27.3.17

NOTÍCIA BANAL




A faca corta, que bem corta a carne do vitelo, o corpo da mulher que não obedeceu, que não ajoelhou, que desejou partir, mas por ali ficou. 
Um filho carregava. 
Mas um filho de quem, deste homem ou do outro? 
Que lhe importa saber? 
A faca não pergunta o registo do sangue, a pureza do ovo. 

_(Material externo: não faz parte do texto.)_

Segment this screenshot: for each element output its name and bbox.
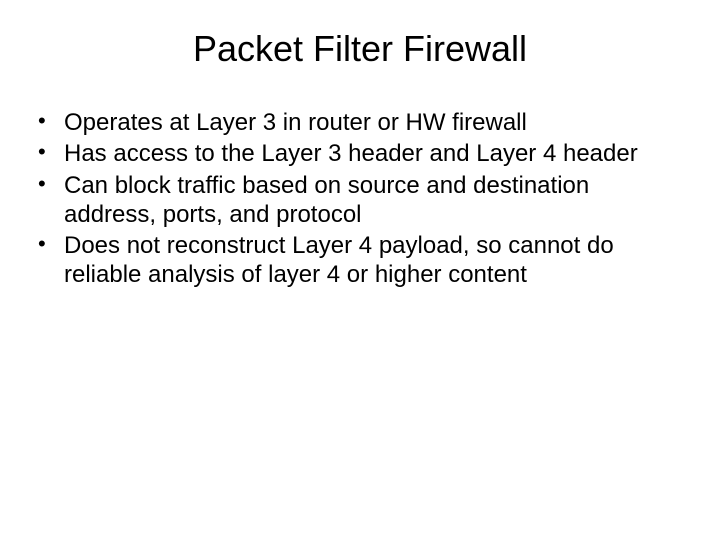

Deixa-se conduzir pelo pulso do homem, pela força da mão, pelo veneno da posse, a que o homem enforma, a que o homem deforma. 
A faca despedaça. 
Cortar é seu ofício. 
E porque bem cortou, o homem que a guiou tranquilo se sentiu. 
Senhor da vida e morte, consumado o abate, é um homem de pé. 
Não existe traição que a faca não degole, que a faca não apague. 
A matança apurou os sentidos do homem. 
Ele bem os ouviu, os gritos das mulheres, os rugidos dos homens, cruzados na arena. 
São aplausos calados, são ciúmes crescidos. 
Se eu tivesse uma faca, se não fosse este medo, ele não me escapava, ela não me ganhava. 
É a fúria do homem, é a força do bicho. 
Inocente é a faca que corta, que corta.